UN Urges To Plug Tax Loopholes Before Fighting Illegal Financial Flows

The annual meeting of UNCTAD in Geneva (Switzerland) looked at plugging the financial leakages as one of the most effective ways to help the governments to raise additional revenue and fund the trillion-dollar investment projects associated with the UN-endorsed 17 Sustainable Development Goals (SDGs).

Plugging Tax Loopholes

Daniel Titelman, director of the development division of the UN Economic Commission for Latin America and the Caribbean, addressed that compared to fight illicit and licit leakages, governments and international organisations may have more statistical and policy tools to stem the legal flows, particularly tax avoidance. That can expand the tax base and provide the permanent incomes to finance long-term expenditures like SDGs. He argued by example of Argentina in which the undeclared assets amounted around 21% of GDP and potentially related fines were worth about 2% of GDP which would have been very difficult to raise through tax reform.

Problem and Solution

The real problem is that current rules allow wealthy companies and individuals to make use of the loopholes among various jurisdictions.

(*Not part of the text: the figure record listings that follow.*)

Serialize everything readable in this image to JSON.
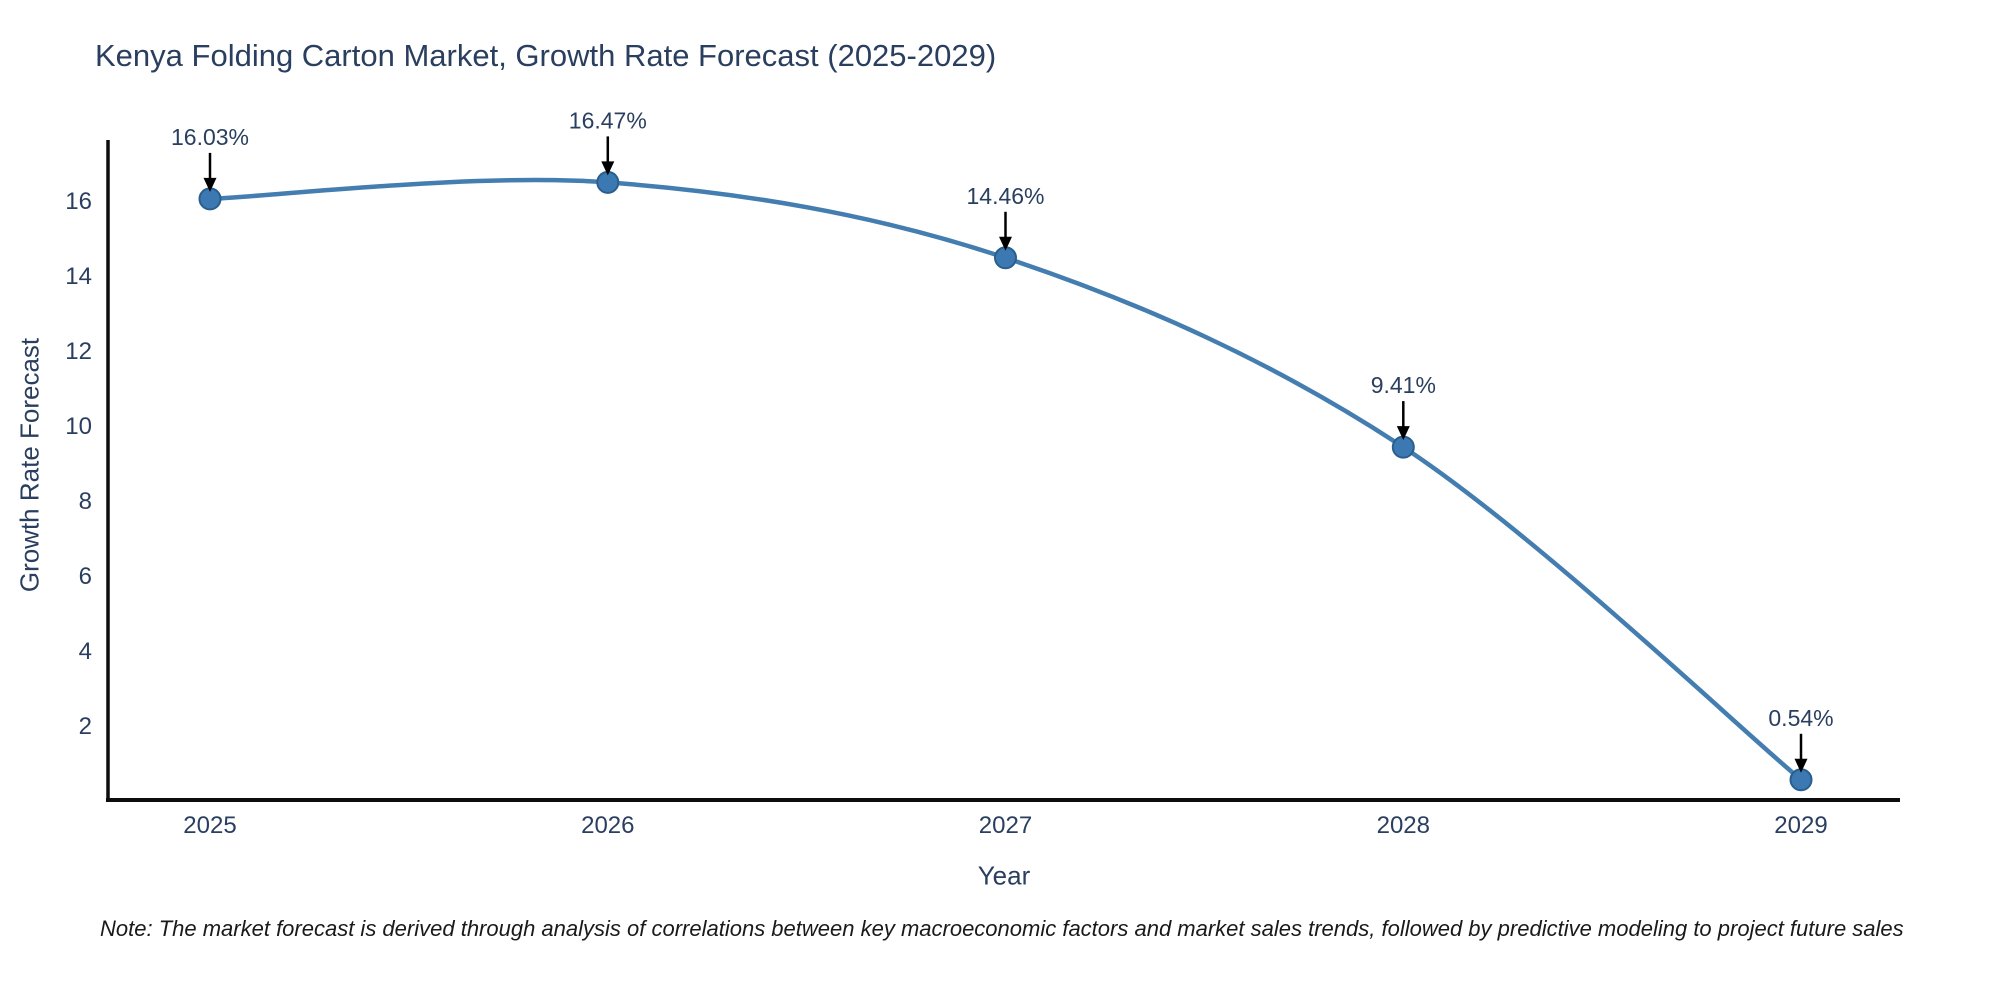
{
  "page": {
    "background": "#ffffff"
  },
  "chart_data": {
    "type": "line",
    "title": "Kenya Folding Carton Market, Growth Rate Forecast (2025-2029)",
    "xlabel": "Year",
    "ylabel": "Growth Rate Forecast",
    "x": [
      2025,
      2026,
      2027,
      2028,
      2029
    ],
    "y": [
      16.03,
      16.47,
      14.46,
      9.41,
      0.54
    ],
    "point_labels": [
      "16.03%",
      "16.47%",
      "14.46%",
      "9.41%",
      "0.54%"
    ],
    "x_ticks": [
      "2025",
      "2026",
      "2027",
      "2028",
      "2029"
    ],
    "y_ticks": [
      2,
      4,
      6,
      8,
      10,
      12,
      14,
      16
    ],
    "ylim": [
      0,
      17.6
    ],
    "grid": false,
    "legend": "none",
    "line_shape": "spline",
    "colors": {
      "line": "#447eb0",
      "marker": "#3c79b3",
      "marker_edge": "#2a5e8c",
      "axis": "#0d0d0d",
      "text": "#2a3f5f",
      "annotation_arrow": "#000000"
    }
  },
  "note": {
    "text": "Note: The market forecast is derived through analysis of correlations between key macroeconomic factors and market sales trends, followed by predictive modeling to project future sales"
  }
}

Since the financial flows have cross-border nature, domestic actions are not sufficient and international action should be implemented at the same time. One potential solution proposed in the meeting to combat tax avoidance is to treat multinational corporations and their subsidiaries as a single entity for tax purpose and allocate their worldwide profits according to an agreed-upon formula. It seems ambitious but realistic if there is sufficient political will among the developing countries, especially considering the EU’s proposal for the common corporate tax rate.